In high school, Coleman attended an athletic school, Bill Crothers Secondary School, in Markham.

“It’s for elite athletes and everyone there had the same premise of wanting to go very far in sports,” Coleman, who hopes to play volleyball professionally one day, said.

While there, he also played club volleyball, which is where he met many of his fellow Rams. While with the Durham Attack – a team that placed fourth in nationals – Coleman met fellow Rams rookie, Jeff Ardron.

“He’s a solid passer and he can make something out of nothing,” Ardron said. “He’s really versatile with his shots and a smart player.”

Coleman remained in contact with Ardron and another Rams rookie, Adam Anagnostopoulos while at BYU. So when he went home during American Thanksgiving, Coleman met with head coach Mirek Porosa for a tour of Ryerson and signed the papers to transfer shortly after.

“I always knew Ryerson was the perfect fit for me,” Coleman said. “They have the perfect program, professional communications and – volleyball-wise – I always thought it would be a good fit.”

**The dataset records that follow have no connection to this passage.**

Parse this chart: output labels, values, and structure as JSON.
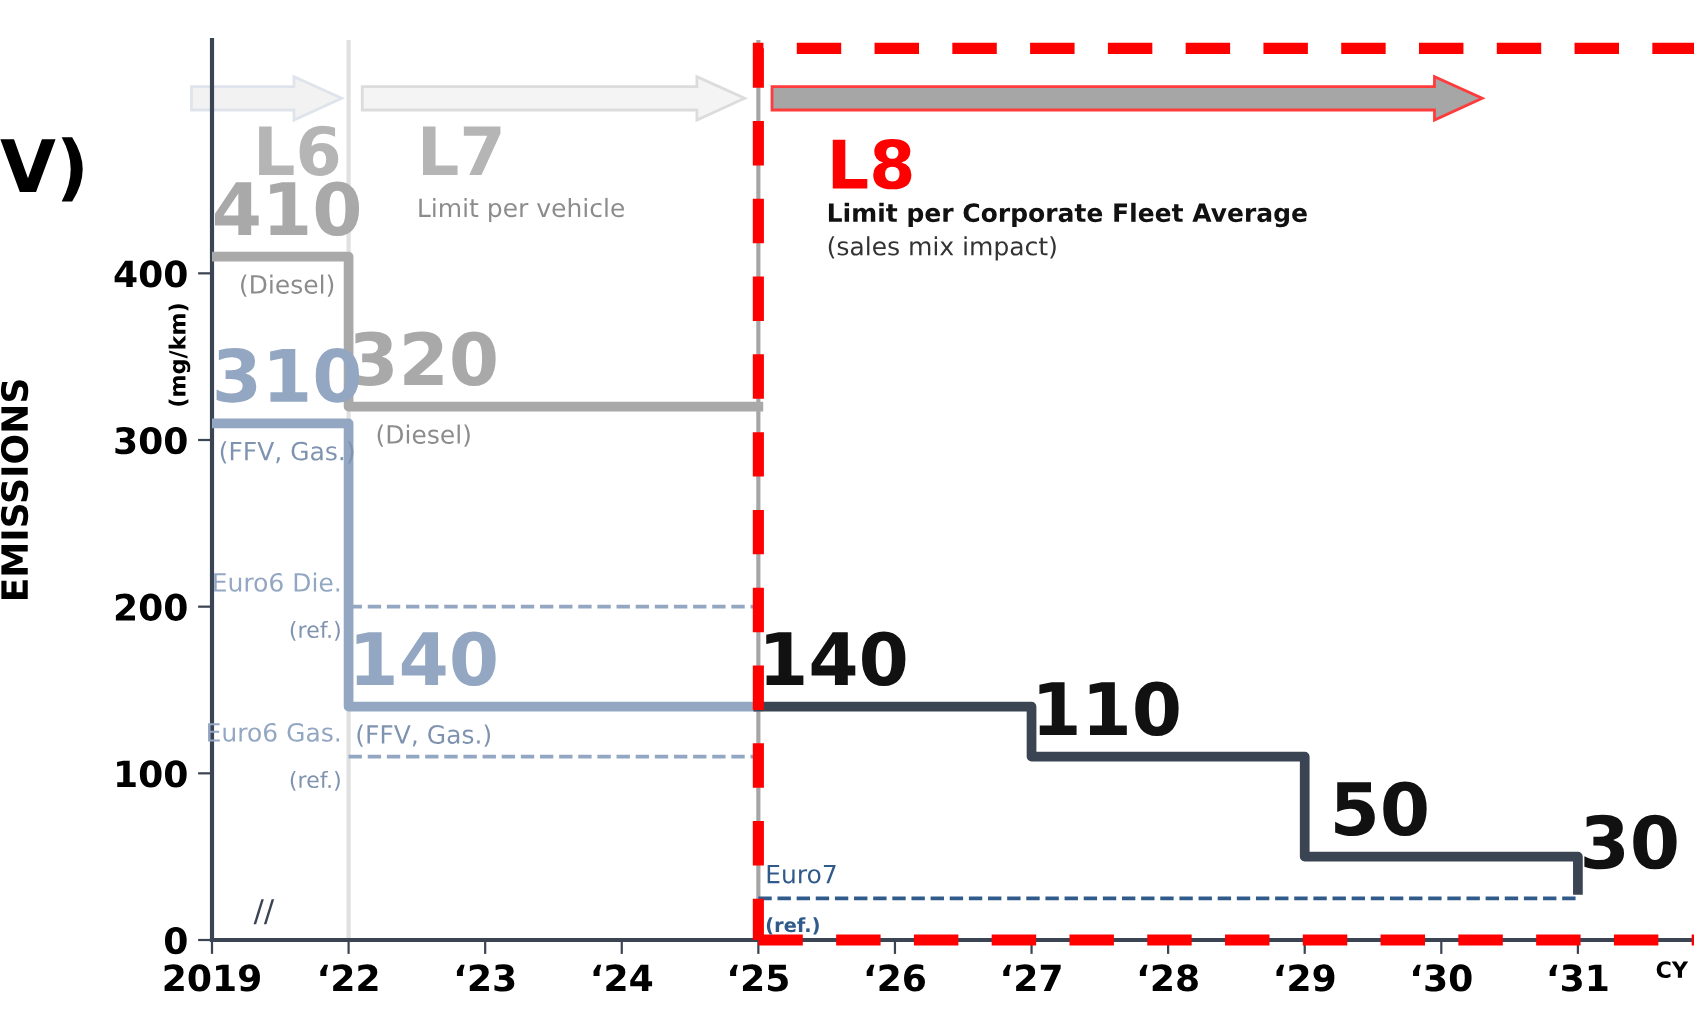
{
  "chart_data": {
    "type": "step",
    "ylabel": "EMISSIONS",
    "categories": [
      "2019",
      "‘22",
      "‘23",
      "‘24",
      "‘25",
      "‘26",
      "‘27",
      "‘28",
      "‘29",
      "‘30",
      "‘31"
    ],
    "ylim": [
      0,
      540
    ],
    "yticks": [
      0,
      100,
      200,
      300,
      400
    ],
    "grid": false,
    "series": [
      {
        "color": "#a9a9a9",
        "values": [
          410,
          320,
          320,
          320,
          320,
          null,
          null,
          null,
          null,
          null,
          null
        ],
        "value_labels": [
          "410",
          "320",
          null,
          null,
          null,
          null,
          null,
          null,
          null,
          null,
          null
        ]
      },
      {
        "color": "#93a6c2",
        "values": [
          310,
          140,
          140,
          140,
          140,
          null,
          null,
          null,
          null,
          null,
          null
        ],
        "value_labels": [
          "310",
          "140",
          null,
          null,
          null,
          null,
          null,
          null,
          null,
          null,
          null
        ]
      },
      {
        "color": "#3b4453",
        "values": [
          null,
          null,
          null,
          null,
          140,
          140,
          110,
          110,
          50,
          50,
          30
        ],
        "value_labels": [
          null,
          null,
          null,
          null,
          "140",
          null,
          "110",
          null,
          "50",
          null,
          "30"
        ]
      },
      {
        "type": "line",
        "name": "Euro6 Die.",
        "color": "#93a6c2",
        "line_style": "dashed",
        "values": [
          null,
          200,
          200,
          200,
          200,
          null,
          null,
          null,
          null,
          null,
          null
        ]
      },
      {
        "type": "line",
        "name": "Euro6 Gas.",
        "color": "#93a6c2",
        "line_style": "dashed",
        "values": [
          null,
          110,
          110,
          110,
          110,
          null,
          null,
          null,
          null,
          null,
          null
        ]
      },
      {
        "type": "line",
        "name": "Euro7",
        "color": "#2f5a8a",
        "line_style": "dashed",
        "values": [
          null,
          null,
          null,
          null,
          25,
          25,
          25,
          25,
          25,
          25,
          25
        ]
      }
    ],
    "ref_lines": [
      {
        "axis": "x",
        "value": "‘22",
        "color": "#e0e0e0"
      },
      {
        "axis": "x",
        "value": "‘25",
        "color": "#a6a6a6"
      }
    ],
    "annotations": [
      "V)",
      "(mg/km)",
      "CY",
      "//",
      "L6",
      "L7",
      "Limit per vehicle",
      "L8",
      "Limit per Corporate Fleet Average",
      "(sales mix impact)",
      "(Diesel)",
      "(Diesel)",
      "(FFV, Gas.)",
      "(FFV, Gas.)",
      "(ref.)",
      "(ref.)",
      "(ref.)"
    ]
  }
}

Porosa was very happy to get the call.

“It was a very nice Christmas present,” Porosa said. “Finally I have built a roster that is full of potential and capable of good things.”

Coleman still has to fight to prove he deserves his spot on the court since there are five other leftside hitters on the team. But he said his teammates have been very welcoming and he enjoys the challenge – which is especially hard for him since he hadn’t played a game for months before joining the Rams.

“It’s taking some time [to adjust] but all the guys are great,” Coleman said.